There's probably also a crowd who want it to be illegal because they view suicide as a sin, though personally I think that justification for a law seems like a violation of religious freedoms.
> Which in turn is justified by most people who fail to commit suicide being happy, in retrospect, that they failed.
If true, that sounds like survivorship bias (literally). Those who aren't happy about the failure will just try again and won't be counted in the statistics.
I'm pro-choice, but I think that it's not an unreasonable stance if you believe that the fetus is an alive human being with intrinsic worth, or a soul. (Souls aren't real, but
>75% of Americans believe in them.)
None of that is a refutation of what I said though, since I reject the notion that belief in the existence of the soul can be used as justification for stripping a person of their bodily autonomy.
If we found out cancer cells had souls tomorrow, exactly no one would be screaming “but their souls!” at folks walking into a cancer clinic.
„The problem is not that Halassy used self-experimentation as such, but that publishing her results could encourage others to reject conventional treatment and try something similar, says Sherkow.”
I don't think it's a good ground to rejected observational data. If you want the published data to be less biased you should introduce as little arbitrary (not connected to the quality of data itself) barriers as possible.
This is bullshit, especally since she also got "traditional" therapy after. This is just a statement by someone that is desperately looking for a negative point. You have to have access to equipment and skills that not many people have. And then if they have it, that's one more thing to try, the effects are quick if it works and you can revert to radio/chemo therapy if needed.

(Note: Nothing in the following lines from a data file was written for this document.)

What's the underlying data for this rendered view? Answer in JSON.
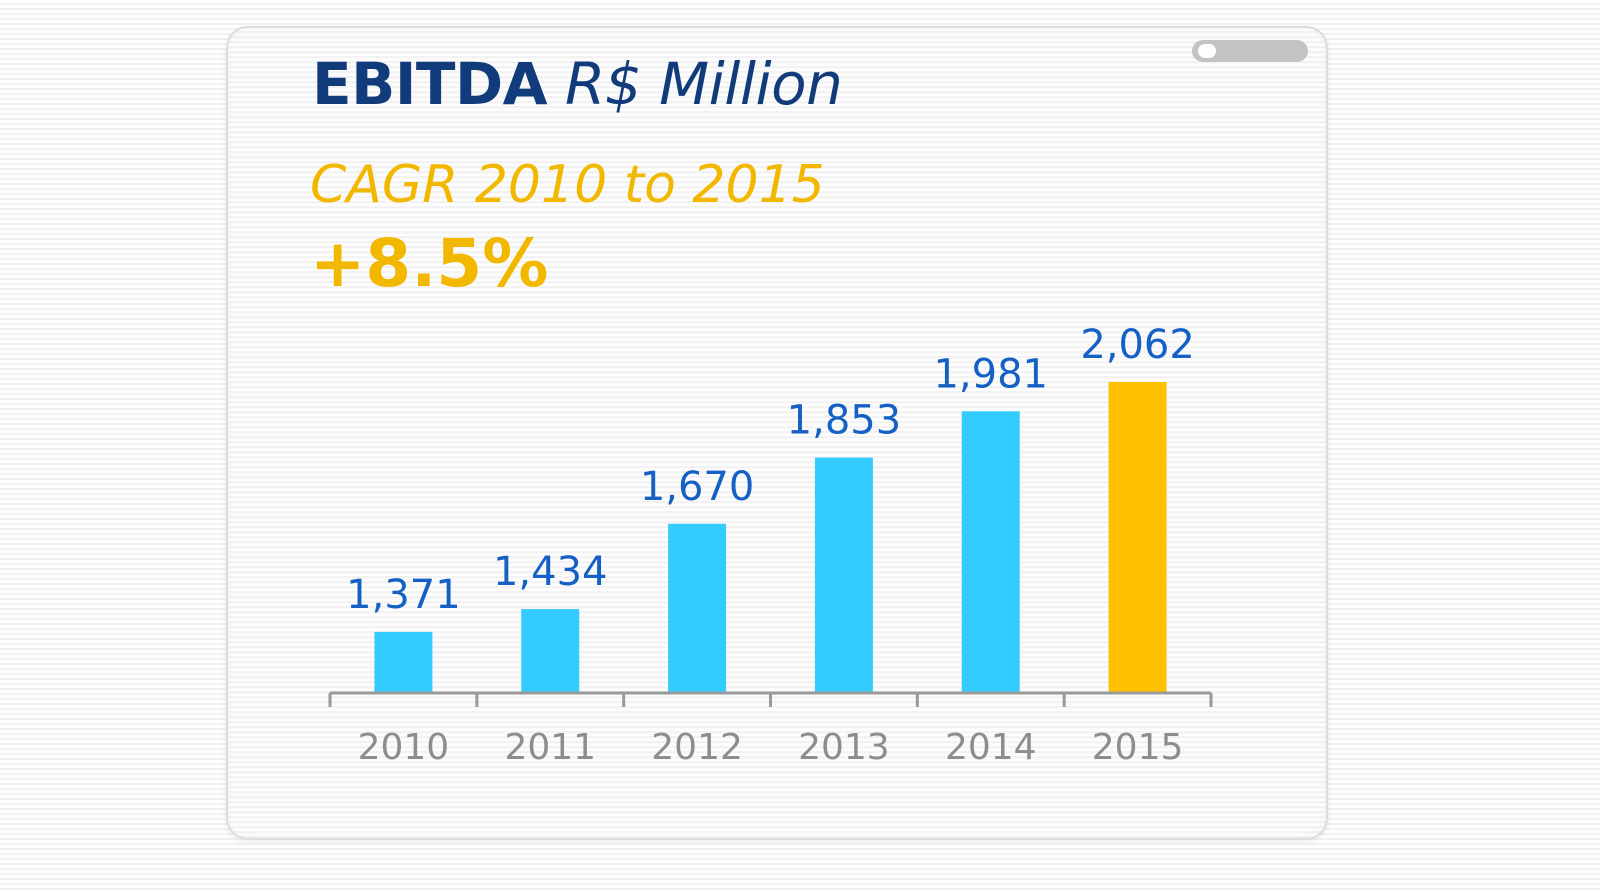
{
  "header": {
    "title_main": "EBITDA",
    "title_unit": "R$ Million",
    "cagr_label": "CAGR 2010 to 2015",
    "cagr_value": "+8.5%"
  },
  "toggle": {
    "state": "off"
  },
  "colors": {
    "title": "#123b7c",
    "accent_yellow": "#f2b800",
    "bar_default": "#33ccff",
    "bar_highlight": "#ffc000",
    "value_label": "#1560c4",
    "axis": "#9a9a9a",
    "tick_label": "#8d8d8d"
  },
  "chart_data": {
    "type": "bar",
    "title": "EBITDA R$ Million",
    "subtitle": "CAGR 2010 to 2015 +8.5%",
    "xlabel": "",
    "ylabel": "",
    "categories": [
      "2010",
      "2011",
      "2012",
      "2013",
      "2014",
      "2015"
    ],
    "values": [
      1371,
      1434,
      1670,
      1853,
      1981,
      2062
    ],
    "value_labels": [
      "1,371",
      "1,434",
      "1,670",
      "1,853",
      "1,981",
      "2,062"
    ],
    "highlight_index": 5,
    "ylim": [
      1202,
      2062
    ],
    "grid": false,
    "legend": "none"
  }
}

> This is just a statement by someone that is desperately looking for a negative point
No it isn't.
This is an expert explaining why journals have ethical concerns publishing the paper and why those concerns matter.
>> “I think it ultimately does fall within the line of being ethical, but it isn’t a slam-dunk case,” says Sherkow, adding that he would have liked to see a commentary fleshing out the ethics perspective, published alongside the case report.